Das Xylem Vue Plant Management nutzt maschinelles Lernen und einen digitalen Zwilling für die Optimierung der Kläranlagenprozesse. Dieser kann nach „Anlernen“ durch die Auswertung geeigneter online verfügbarer Betriebsdaten eine Prognose des Verhaltens der Anlage erstellen und Optimierungsvorschläge ermitteln. Der optimierte Anlagenbetrieb ergibt sich, wenn die optimierten Sollwerte für die Steuerung der Anlage verwendet werden.

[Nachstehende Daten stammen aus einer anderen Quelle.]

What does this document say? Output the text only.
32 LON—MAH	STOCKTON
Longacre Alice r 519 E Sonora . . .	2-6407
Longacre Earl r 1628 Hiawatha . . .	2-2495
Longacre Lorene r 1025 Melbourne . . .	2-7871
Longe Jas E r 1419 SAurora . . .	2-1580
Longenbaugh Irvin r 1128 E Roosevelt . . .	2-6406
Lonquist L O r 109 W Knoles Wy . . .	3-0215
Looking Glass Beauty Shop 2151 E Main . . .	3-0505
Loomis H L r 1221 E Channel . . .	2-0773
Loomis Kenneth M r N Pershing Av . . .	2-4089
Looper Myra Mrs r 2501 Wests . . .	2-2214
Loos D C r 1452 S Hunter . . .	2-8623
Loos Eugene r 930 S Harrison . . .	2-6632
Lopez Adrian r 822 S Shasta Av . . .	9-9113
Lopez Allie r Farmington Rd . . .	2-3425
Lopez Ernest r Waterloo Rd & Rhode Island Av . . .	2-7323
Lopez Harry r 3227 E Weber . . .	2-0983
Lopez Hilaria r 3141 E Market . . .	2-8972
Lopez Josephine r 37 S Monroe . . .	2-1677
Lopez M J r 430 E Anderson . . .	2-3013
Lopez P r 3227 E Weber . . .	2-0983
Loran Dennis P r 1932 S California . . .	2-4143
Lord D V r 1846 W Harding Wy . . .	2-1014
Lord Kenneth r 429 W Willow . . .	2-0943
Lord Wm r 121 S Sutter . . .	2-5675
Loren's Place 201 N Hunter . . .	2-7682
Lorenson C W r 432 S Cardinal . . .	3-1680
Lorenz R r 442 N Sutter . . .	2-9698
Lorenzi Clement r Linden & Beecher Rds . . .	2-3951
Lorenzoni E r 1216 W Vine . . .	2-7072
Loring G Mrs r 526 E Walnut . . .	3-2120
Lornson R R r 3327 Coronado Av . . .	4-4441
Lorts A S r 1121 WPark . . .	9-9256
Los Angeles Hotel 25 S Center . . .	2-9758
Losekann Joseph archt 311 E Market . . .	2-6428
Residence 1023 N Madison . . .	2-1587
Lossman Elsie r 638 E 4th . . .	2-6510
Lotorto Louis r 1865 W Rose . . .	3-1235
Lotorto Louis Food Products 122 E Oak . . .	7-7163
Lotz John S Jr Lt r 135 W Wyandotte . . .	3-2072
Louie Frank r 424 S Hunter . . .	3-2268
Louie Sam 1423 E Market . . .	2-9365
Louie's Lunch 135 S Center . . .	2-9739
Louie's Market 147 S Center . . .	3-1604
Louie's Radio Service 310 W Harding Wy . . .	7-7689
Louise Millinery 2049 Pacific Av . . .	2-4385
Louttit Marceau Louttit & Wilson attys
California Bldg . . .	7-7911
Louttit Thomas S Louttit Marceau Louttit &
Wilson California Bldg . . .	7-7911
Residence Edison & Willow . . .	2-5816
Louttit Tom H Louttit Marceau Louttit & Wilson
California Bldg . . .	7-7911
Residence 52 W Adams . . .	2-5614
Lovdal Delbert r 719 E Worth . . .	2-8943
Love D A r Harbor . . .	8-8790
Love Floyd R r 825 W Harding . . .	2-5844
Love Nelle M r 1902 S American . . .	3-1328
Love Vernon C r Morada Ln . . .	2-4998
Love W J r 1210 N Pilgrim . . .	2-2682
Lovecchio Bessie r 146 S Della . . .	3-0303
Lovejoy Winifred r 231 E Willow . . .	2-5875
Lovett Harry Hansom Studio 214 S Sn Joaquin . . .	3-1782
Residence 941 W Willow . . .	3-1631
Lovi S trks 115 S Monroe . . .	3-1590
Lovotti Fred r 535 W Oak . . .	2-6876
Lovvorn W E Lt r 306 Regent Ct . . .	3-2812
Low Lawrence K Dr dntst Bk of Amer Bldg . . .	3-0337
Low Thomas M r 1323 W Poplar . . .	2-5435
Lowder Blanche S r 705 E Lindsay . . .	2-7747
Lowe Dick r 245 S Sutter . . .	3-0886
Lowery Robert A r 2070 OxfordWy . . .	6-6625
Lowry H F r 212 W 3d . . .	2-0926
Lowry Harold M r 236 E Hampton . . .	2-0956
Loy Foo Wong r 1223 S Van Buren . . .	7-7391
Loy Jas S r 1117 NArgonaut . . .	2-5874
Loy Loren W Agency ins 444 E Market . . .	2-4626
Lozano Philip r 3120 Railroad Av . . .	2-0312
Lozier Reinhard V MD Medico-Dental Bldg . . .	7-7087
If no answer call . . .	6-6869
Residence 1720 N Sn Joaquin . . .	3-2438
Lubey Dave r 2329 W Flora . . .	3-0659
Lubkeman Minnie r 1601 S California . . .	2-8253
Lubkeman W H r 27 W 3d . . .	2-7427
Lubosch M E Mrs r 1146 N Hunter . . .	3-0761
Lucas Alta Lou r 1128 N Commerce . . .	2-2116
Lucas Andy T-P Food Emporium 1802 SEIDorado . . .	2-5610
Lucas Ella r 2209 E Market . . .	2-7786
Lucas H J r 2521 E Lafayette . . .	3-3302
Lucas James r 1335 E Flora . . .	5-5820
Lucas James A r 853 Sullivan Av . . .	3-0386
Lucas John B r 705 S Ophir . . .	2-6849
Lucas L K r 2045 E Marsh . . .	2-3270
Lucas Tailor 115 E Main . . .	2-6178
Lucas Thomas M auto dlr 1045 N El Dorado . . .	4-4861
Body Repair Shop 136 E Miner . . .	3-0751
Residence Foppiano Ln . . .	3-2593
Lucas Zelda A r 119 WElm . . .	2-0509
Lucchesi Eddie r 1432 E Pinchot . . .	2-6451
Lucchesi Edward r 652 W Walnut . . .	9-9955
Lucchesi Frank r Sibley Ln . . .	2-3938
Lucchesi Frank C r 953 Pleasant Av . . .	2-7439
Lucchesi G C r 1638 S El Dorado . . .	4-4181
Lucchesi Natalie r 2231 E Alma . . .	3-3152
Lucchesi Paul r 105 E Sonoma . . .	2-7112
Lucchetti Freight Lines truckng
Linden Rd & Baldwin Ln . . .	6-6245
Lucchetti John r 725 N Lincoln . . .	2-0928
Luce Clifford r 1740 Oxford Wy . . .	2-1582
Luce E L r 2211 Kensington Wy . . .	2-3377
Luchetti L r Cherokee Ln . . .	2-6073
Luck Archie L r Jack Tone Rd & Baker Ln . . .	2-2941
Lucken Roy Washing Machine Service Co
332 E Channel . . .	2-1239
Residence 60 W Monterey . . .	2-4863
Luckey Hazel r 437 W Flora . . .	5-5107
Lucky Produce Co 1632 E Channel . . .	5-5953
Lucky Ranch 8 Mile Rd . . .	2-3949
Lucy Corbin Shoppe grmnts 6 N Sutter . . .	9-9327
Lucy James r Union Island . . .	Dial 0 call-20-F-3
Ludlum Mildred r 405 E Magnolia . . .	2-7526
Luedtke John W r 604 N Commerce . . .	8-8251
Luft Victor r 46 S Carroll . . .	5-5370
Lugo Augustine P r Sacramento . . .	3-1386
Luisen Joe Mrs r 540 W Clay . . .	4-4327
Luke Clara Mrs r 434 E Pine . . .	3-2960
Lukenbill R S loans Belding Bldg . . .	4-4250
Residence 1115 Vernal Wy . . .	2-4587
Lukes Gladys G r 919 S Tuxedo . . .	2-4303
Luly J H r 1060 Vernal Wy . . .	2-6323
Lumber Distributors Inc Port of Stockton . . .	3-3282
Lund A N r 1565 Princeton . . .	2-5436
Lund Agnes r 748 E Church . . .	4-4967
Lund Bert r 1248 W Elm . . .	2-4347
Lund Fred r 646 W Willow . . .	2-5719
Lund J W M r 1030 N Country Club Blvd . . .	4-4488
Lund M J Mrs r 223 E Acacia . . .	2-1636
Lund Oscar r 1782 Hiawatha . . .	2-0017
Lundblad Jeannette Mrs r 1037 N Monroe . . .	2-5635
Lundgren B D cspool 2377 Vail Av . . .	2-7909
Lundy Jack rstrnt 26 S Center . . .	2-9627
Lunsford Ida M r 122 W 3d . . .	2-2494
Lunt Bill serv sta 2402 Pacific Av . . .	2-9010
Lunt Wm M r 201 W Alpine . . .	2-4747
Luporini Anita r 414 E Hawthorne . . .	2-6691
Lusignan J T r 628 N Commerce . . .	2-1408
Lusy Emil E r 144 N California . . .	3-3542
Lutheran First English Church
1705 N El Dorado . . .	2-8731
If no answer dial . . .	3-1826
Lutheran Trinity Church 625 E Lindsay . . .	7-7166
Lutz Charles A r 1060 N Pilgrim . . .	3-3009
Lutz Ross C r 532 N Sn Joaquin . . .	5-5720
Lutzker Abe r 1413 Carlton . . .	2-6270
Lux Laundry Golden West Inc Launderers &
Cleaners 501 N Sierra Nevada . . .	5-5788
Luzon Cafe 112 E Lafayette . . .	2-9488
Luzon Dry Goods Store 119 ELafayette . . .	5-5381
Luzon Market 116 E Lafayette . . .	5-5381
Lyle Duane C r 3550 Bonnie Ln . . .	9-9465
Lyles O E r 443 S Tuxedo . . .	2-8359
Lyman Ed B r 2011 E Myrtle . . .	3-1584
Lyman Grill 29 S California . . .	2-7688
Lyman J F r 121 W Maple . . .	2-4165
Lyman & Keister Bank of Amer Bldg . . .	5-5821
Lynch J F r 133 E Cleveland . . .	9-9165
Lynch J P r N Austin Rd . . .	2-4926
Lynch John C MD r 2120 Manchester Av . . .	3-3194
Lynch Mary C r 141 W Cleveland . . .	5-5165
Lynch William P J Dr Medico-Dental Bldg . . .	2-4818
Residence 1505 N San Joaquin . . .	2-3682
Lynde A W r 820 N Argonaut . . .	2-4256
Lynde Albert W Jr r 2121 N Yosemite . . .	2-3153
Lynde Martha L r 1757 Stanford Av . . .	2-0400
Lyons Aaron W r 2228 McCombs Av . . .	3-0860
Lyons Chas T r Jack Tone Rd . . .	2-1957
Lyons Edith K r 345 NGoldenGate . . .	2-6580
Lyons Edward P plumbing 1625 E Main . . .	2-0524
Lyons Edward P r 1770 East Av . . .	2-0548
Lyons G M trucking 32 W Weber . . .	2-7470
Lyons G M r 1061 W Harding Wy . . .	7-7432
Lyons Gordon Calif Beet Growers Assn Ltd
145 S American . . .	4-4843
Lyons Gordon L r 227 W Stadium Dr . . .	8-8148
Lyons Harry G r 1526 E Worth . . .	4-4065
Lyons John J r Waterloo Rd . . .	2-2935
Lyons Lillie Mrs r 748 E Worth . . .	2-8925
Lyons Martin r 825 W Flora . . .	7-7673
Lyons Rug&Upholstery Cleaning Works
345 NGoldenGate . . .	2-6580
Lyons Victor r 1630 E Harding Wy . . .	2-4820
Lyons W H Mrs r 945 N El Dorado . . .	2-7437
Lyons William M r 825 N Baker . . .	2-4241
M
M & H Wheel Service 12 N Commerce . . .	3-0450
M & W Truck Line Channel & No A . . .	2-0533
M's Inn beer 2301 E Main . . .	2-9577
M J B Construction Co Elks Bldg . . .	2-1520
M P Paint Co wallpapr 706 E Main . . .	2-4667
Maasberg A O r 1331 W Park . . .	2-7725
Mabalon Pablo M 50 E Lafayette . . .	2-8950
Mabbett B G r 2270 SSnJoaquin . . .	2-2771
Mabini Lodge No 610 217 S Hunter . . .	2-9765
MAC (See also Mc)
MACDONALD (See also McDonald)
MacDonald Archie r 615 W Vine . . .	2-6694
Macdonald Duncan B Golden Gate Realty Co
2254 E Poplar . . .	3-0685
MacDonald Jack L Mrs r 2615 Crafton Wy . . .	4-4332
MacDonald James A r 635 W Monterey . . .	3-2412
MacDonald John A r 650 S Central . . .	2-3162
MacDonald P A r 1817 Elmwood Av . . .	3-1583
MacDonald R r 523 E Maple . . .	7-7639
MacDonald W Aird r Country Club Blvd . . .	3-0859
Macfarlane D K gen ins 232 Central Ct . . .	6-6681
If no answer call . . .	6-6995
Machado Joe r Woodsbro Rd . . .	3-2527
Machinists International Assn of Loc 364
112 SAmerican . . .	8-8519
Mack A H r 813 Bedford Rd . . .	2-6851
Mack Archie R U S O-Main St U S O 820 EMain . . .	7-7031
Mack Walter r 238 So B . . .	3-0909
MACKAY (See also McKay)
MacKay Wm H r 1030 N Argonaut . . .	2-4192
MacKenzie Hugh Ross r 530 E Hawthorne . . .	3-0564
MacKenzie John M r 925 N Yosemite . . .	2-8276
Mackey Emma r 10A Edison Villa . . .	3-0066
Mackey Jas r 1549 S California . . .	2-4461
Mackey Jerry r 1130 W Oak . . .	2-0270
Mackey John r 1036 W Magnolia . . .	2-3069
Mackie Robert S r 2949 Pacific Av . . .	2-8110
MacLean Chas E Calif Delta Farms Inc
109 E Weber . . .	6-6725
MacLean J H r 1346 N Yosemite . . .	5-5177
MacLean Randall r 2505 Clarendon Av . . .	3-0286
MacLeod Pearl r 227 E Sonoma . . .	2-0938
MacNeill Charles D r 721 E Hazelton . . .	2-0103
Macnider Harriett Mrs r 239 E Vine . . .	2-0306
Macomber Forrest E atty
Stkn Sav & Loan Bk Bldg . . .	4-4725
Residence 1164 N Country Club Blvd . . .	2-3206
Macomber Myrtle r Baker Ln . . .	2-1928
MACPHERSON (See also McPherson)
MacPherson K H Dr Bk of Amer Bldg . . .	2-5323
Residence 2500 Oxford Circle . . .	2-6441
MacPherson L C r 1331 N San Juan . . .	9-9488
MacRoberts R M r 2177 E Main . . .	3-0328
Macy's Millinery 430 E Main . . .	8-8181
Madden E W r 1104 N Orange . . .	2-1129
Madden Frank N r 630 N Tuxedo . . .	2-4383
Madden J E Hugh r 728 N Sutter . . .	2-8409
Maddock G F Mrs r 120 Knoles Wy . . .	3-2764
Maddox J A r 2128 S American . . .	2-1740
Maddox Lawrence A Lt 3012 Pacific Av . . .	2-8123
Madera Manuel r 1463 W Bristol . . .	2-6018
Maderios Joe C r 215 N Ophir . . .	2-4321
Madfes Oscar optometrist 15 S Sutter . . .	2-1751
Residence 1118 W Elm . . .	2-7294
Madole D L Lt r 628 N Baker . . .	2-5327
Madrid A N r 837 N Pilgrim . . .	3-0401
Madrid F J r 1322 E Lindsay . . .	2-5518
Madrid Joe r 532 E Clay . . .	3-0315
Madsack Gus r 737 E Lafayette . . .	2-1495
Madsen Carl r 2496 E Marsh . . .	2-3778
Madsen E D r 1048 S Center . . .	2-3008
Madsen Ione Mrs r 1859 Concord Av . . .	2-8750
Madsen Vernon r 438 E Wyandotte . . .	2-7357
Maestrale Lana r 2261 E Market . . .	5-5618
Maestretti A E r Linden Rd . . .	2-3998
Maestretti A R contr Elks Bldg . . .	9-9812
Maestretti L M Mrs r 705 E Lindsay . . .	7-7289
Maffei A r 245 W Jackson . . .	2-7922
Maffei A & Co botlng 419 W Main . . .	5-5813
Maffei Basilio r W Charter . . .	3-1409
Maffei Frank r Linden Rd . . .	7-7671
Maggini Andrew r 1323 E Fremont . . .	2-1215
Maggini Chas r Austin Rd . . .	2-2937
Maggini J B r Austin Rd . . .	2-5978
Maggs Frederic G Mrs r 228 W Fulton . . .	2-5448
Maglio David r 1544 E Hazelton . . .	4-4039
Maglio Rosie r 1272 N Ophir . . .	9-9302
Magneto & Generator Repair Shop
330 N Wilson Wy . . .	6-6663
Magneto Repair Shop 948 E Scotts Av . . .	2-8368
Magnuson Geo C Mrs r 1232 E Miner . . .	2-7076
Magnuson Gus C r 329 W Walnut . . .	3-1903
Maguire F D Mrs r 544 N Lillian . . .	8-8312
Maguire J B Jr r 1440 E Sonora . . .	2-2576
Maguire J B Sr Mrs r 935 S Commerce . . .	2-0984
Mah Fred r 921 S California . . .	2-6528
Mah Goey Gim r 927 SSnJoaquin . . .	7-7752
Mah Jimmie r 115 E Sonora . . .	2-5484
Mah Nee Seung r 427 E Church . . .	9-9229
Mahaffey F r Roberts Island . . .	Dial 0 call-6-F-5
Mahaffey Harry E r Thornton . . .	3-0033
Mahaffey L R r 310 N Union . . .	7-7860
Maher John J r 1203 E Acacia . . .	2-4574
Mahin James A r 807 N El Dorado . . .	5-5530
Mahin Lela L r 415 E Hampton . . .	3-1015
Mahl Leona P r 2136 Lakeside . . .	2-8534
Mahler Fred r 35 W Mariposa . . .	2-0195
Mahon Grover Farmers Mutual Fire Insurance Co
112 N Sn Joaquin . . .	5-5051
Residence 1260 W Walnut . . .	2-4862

Die Optimierung des Anlagenbetriebs durch den Einsatz eines neuronalen Netzes zielt in erster Linie darauf ab, den Volumenstrom des Tropfkörperpumpwerks zu minimieren, indem das Rezirkulationsverhältnis den jeweiligen Betriebsbedingungen angepasst wird. Anstelle der bisherigen Automatiksteuerung, wird nun der Sollwert des Rezirkulationsvolumenstroms durch das künstliche neuronale Netz vorgegeben.
Die Ergebnisse
Die Implementierung des Xylem Vue Plant Managements half der Stadt Kaufbeuren bei der Effizienzsteigerung ihrer Kläranlage in den Bereichen Rezirkulation, Rücklaufschlammförderung und Tropfkörperbeschickung. Als ein Ergebnis wurde der jährliche Energiebedarf, bezogen auf den nichtoptimierten Zustand, um 160.000 kWh bis 190.000 kWh reduziert. Als weiteres wichtiges Ergebnis wurden diese Energieeinsparungen ohne Beeinträchtigung von Betriebssicherheit, Betriebsstabilität oder der Überwachungswerte erreicht.